Die beiden Arbeiter schienen verletzt zu sein, denn der vordere hielt sich die rechte Seite und der hintere hatte die Hände vor seinem Gesicht, und zwischen den Fingen sickerte Blut hervor.
Wir liefen auf den Hof, um zu helfen. Dort hatten sich schon andere Arbeiter eingefunden. Einige kümmerten sich bereits um die beiden Verletzten. Andere räumten die heißen Gießpfannenteile beiseite, damit sich keiner daran verletzte.
Zuerst konnte sich keiner richtig erklären, wie es zu diesem Betriebsunfall gekommen war. Die beiden beteiligten Arbeiter waren verständlicher Weise nicht gleich ansprechbar. Vermutungen wurden geäußert.
Ein Gießer wusste genaueres zu berichten: „Ich habe gesehen, wie Paul, als er die letzte Form gefüllt hatte, mit Karl die leere Gießpfanne zum Auskühlen nach draußen brachte. Dann hat es auch schon geknallt.“
„Die beiden haben die glühende Pfanne draußen vor der Gießhalle in den Schnee gekippt“, berichtete ein Schlosser, der den Vorgang beobachtet hatte, „vermutlich, damit sie schneller abkühlt“, schlussfolgerte er.

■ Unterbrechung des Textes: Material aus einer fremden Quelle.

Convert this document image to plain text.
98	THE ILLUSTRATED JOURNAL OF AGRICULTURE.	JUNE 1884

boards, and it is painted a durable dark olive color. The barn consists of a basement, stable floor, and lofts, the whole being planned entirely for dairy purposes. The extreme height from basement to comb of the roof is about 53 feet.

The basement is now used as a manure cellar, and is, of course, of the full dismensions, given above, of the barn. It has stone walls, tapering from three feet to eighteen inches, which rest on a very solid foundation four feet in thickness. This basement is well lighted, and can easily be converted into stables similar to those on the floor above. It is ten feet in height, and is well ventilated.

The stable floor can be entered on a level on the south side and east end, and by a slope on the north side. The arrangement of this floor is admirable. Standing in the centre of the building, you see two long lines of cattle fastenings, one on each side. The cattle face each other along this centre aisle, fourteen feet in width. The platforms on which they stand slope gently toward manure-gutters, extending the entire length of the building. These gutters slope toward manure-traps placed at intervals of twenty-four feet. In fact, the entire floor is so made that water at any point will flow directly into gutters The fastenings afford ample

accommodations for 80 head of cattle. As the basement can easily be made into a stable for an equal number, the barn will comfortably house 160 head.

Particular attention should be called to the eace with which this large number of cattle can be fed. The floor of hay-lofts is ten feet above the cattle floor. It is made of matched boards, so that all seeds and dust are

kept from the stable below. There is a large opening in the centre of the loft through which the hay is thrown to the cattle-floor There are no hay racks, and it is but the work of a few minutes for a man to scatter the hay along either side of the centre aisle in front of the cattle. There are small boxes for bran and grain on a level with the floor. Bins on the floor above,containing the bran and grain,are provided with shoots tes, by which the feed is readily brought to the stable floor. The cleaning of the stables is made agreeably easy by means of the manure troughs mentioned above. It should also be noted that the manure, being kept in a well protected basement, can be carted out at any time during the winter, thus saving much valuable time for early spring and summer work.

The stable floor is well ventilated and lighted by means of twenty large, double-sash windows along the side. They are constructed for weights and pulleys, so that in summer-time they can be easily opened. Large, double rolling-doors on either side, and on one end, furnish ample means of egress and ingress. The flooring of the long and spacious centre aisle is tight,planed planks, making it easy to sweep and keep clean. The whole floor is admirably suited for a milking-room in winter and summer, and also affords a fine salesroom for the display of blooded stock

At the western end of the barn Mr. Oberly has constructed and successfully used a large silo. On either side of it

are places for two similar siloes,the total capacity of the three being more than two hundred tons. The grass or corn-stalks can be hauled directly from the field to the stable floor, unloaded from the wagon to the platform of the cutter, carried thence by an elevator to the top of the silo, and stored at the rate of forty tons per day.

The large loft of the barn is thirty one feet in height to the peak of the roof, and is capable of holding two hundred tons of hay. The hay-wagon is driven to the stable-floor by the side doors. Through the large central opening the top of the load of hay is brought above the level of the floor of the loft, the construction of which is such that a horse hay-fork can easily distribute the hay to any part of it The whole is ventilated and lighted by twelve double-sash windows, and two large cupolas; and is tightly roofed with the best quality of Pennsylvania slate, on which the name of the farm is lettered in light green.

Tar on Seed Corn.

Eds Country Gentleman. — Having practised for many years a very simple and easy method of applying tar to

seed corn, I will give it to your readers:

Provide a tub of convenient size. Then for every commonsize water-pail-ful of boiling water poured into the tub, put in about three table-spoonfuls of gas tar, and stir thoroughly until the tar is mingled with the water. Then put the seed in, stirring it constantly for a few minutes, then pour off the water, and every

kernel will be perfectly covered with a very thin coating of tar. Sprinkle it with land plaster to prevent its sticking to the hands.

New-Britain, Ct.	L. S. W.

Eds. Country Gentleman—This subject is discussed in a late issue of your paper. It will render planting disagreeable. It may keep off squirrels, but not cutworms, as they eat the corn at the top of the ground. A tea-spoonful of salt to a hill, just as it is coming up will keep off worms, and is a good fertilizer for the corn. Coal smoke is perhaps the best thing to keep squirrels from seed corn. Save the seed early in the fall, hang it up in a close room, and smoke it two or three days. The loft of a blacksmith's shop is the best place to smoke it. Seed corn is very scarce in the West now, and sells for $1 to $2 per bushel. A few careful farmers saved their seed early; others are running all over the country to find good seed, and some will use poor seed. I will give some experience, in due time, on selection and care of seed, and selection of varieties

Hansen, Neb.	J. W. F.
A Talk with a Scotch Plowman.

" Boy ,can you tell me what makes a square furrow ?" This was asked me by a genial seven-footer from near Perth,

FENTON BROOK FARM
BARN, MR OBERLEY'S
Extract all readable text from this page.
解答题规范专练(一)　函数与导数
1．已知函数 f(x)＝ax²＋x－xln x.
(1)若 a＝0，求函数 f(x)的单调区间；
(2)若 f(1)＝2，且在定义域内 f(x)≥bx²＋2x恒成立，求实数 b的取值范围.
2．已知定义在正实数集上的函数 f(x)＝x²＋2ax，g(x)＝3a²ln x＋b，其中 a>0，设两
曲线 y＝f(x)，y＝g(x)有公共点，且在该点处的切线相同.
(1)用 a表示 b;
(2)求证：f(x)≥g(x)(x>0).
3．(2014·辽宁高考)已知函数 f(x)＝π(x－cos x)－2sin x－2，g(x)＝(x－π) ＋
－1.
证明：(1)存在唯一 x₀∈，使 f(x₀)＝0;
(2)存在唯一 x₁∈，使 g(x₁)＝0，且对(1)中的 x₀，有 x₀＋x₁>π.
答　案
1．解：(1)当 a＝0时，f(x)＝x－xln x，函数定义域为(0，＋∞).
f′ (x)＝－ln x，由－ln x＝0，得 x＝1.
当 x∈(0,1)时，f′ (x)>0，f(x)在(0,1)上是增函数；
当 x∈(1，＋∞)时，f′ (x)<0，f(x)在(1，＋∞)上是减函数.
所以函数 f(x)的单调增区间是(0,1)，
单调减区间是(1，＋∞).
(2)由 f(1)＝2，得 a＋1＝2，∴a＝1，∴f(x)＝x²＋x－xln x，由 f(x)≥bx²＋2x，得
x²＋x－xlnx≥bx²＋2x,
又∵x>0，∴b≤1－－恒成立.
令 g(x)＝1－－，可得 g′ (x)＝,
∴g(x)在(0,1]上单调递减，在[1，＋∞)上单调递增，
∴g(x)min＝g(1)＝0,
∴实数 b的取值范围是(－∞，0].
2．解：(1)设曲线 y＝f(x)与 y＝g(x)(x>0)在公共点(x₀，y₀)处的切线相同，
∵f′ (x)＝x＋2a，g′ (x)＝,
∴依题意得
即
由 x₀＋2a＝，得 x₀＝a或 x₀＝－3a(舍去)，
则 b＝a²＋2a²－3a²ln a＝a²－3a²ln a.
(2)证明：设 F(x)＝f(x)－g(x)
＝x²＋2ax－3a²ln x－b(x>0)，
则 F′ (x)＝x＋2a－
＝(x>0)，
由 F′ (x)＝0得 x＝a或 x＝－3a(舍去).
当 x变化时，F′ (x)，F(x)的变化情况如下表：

„Der Schnee unter der glühenden Pfanne ist bestimmt durch die Hitze verdampft und der Dampf hat die Pfanne dann auseinander gerissen“, mutmaßte ein anderer Former.
„Das ist alles Quatsch“, unterbrach der Gießereimeister die Debatte, „hier ist das passiert, wovor wir in jeder Arbeitsschutzbelehrung immer wieder warnend hinweisen: Glühendes Eisen niemals mit Wasser in Berührung bringen, weil das wegen der Knallgasbildung äußerst gefährlich ist. Hier könnt ihr euch nun von der ungeheueren Wirkung einer solchen Knallgasexplosion selbst ein Bild machen. Und ich hoffe, es wird allen in der Gießerei für die Zukunft eine Lehre sein“.
Karl hatte Glück. Ihm war das Ende der Tragegabel an die Hüfte geprallt und hatte lediglich eine schmerzhafte Prellung verursacht.
Paul hatte es schlimmer erwischt, wobei er noch Glück im Unglück hatte. Ihm waren durch die Explosion glühende Schlacketeile ins Gesicht geschleudert worden und hatten schlimme Brandwunden verursacht. Wie ein Wunder waren aber seine Augen nicht in Mitleidenschaft gezogen worden. Als die Wunden verheilt waren, war sein Gesicht jedoch vom Unfall gezeichnet. Es war mit schwarzen Punkten von den Brandnarben übersät, die ihn Zeit seines Lebens anhafteten.
Wir hatten zu tun, die Fenster unserer Tischlerei, die durch die Explosion kaputt gegangen waren, wieder dicht zu bekommen. Das war aber gar nicht so einfach, denn Glas war ja knapp. Deshalb mussten wir für einige Zeit mehrere Scheiben durch Pappe ersetzen.